The SEC said that a record $3.4 billion in monetary sanctions were ordered against "wrongdoers" in the fiscal year that ended in September. Approximately 686 enforcement actions were uncovered, which is 10% higher than 2012, and 22% higher than 2011.
"A strong enforcement program helps produce financial markets that operate with integrity and transparency, and reassures investors that they can invest with confidence," SEC Chairwomen Mary Jo White said Dec. 17.
Money Management Executive's survey highlights that the percentage of firms with dedicated chief compliance officers has dwindled from 2012, which could point to rises of fraud and the SEC's uptick in enforcement actions. However, Cipperman explains that compliance procedures can only go so far. Also, if you were thinking that large investment shops have an edge in protecting investors, you're sorely mistaken.

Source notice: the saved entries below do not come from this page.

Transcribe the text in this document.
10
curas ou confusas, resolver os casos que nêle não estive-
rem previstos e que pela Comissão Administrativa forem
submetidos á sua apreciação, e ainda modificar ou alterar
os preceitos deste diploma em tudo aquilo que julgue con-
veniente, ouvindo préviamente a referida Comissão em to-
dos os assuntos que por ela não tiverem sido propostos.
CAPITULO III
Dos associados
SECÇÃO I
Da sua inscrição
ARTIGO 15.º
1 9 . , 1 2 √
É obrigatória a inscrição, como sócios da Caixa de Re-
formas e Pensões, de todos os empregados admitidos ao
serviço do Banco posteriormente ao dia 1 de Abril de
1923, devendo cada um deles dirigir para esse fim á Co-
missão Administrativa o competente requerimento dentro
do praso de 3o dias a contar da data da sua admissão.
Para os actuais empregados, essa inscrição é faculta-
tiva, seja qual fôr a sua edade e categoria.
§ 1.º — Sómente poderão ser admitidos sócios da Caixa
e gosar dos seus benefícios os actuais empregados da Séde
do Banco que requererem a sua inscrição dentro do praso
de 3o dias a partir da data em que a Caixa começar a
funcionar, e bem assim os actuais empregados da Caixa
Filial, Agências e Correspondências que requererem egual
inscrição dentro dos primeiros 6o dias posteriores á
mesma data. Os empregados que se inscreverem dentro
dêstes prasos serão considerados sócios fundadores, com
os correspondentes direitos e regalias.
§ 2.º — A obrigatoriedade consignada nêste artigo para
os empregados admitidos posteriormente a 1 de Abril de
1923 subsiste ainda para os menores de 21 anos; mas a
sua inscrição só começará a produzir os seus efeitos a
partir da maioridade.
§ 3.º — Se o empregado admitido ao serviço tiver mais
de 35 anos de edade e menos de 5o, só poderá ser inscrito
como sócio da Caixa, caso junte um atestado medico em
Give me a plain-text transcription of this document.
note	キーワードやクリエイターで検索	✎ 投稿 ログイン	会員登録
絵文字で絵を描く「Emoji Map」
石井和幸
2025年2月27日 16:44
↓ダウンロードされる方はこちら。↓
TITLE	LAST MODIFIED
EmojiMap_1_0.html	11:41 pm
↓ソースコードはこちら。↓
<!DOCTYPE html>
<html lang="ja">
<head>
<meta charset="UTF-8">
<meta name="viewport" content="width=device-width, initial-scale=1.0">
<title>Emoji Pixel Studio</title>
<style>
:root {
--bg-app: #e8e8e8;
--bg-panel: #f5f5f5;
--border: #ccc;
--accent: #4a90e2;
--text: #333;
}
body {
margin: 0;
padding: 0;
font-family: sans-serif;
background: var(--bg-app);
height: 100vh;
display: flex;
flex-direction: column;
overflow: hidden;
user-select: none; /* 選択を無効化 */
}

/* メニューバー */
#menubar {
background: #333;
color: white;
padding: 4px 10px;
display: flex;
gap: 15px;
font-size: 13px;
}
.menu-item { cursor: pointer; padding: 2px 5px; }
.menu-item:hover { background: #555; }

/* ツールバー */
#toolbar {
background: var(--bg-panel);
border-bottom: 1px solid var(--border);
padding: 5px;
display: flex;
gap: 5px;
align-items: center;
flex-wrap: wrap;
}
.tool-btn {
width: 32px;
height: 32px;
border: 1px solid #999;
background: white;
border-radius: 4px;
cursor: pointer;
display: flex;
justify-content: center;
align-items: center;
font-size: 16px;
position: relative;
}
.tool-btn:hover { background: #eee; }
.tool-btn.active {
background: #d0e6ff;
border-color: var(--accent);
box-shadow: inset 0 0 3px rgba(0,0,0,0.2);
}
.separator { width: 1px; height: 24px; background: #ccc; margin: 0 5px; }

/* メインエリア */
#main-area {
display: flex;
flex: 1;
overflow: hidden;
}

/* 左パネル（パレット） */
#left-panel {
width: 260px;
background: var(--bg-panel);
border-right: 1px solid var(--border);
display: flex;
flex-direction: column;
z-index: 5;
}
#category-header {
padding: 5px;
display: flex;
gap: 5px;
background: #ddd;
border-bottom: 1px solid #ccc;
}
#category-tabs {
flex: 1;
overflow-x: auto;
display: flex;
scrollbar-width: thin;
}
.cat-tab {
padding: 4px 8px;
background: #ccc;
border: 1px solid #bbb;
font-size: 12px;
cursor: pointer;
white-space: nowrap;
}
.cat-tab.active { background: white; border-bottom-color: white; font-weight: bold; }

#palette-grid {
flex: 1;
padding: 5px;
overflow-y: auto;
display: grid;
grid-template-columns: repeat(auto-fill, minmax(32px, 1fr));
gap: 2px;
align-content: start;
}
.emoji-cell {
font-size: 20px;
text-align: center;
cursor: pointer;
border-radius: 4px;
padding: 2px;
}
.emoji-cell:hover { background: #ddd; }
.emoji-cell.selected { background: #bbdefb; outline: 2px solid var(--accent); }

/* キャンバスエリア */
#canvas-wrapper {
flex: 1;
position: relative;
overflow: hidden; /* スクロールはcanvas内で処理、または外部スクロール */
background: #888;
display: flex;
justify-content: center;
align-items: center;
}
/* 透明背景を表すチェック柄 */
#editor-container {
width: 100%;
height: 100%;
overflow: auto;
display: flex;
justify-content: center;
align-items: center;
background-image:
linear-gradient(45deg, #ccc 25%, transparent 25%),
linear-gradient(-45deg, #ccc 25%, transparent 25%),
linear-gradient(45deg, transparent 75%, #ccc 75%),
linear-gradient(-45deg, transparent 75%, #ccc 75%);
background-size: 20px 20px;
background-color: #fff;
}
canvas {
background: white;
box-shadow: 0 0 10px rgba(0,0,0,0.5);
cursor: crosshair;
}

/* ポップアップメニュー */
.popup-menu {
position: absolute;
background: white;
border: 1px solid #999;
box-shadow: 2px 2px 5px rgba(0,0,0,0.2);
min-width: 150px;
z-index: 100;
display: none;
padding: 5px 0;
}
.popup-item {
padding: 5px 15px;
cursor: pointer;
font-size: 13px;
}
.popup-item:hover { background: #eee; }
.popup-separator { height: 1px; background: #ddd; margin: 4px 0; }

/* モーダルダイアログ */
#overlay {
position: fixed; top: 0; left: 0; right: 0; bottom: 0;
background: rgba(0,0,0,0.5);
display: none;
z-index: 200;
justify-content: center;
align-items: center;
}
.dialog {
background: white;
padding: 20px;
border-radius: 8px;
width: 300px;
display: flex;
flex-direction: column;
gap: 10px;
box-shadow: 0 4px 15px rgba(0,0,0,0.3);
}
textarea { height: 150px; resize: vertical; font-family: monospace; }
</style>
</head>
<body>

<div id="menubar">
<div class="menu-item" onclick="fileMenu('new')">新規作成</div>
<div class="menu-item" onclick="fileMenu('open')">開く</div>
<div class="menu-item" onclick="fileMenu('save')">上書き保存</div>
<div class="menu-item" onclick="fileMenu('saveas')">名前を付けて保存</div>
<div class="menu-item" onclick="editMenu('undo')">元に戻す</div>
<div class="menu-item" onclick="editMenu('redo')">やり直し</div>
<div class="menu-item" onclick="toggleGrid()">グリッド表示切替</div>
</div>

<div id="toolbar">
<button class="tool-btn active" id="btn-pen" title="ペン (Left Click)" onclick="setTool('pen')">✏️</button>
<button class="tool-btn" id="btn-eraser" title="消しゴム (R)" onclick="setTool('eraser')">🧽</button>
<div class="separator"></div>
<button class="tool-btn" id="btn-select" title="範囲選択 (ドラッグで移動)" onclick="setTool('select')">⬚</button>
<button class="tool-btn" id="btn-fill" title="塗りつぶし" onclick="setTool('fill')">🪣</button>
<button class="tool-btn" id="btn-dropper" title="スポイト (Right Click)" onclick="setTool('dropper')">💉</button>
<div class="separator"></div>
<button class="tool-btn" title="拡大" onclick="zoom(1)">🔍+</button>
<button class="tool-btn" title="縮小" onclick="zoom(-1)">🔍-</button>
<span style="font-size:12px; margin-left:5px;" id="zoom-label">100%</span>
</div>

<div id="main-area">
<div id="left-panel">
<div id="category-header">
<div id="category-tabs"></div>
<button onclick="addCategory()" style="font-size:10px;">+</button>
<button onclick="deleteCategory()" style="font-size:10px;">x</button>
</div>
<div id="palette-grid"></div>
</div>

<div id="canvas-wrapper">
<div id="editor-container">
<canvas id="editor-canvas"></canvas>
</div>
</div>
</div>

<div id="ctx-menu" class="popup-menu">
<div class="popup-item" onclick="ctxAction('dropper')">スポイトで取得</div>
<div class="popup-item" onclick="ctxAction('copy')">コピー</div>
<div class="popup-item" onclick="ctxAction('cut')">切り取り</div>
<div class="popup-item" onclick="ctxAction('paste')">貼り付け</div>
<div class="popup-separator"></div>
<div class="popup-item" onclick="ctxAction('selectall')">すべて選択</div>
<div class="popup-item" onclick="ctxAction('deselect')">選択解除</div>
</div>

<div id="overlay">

"It's a double edge sword," Cipperman says. "Big firms hire more service providers. I would also say in many ways it's easier to hide a fraud in a large firm whereas in small companies it's harder to hide fraud."
Wagner adds that "the theory is obviously the same, but the actual practices might be a bit different." He continues that "even the smaller entities that are involved in this, they have large enough staff to provide the segregation of duties that are needed for this control environment."
However, once fraud is detected, the survey asks the more than 200 participants to describe guidelines for communication with shareholders and the media in order to prevent further damage to the firm's brand.
While some survey participants noted that this was "above [their] pay grade" or that there was wasn't an effective strategy, others reported that they reach out by email and verbal means in order to substantiate full transparency.
For instance, one participant says that they would "communicate directly with shareholders, advising them of possible fraud activities within the firm and notifying clients whenever possible of possible fraudulent trading on their accounts."
Another fund executive notes that the company is "very transparent about our willingness to protect investor information and the need to communicate breaches if an issue occurs."One way to rectify the fraud situation is to get information out as soon as possible, says Wagner, a 42-year veteran of the auditing and compliance industry.
"The key from our perspective is to make sure the information is disseminated as quickly as possible in a form that is thorough, and is able to be explained to the shareholder if there was an issue," Wagner explains, while noting that it is also important to lay out "the steps they've been taking subsequent to finding that error that hopefully prevent a recurrence of that same situation."
Cipperman says that public relations and marketing communications is vital to exposing the truth.
"If you say you are a legitimate firm and come clean to the public, you have to make things right to investors and shareholders," Cipperman explains.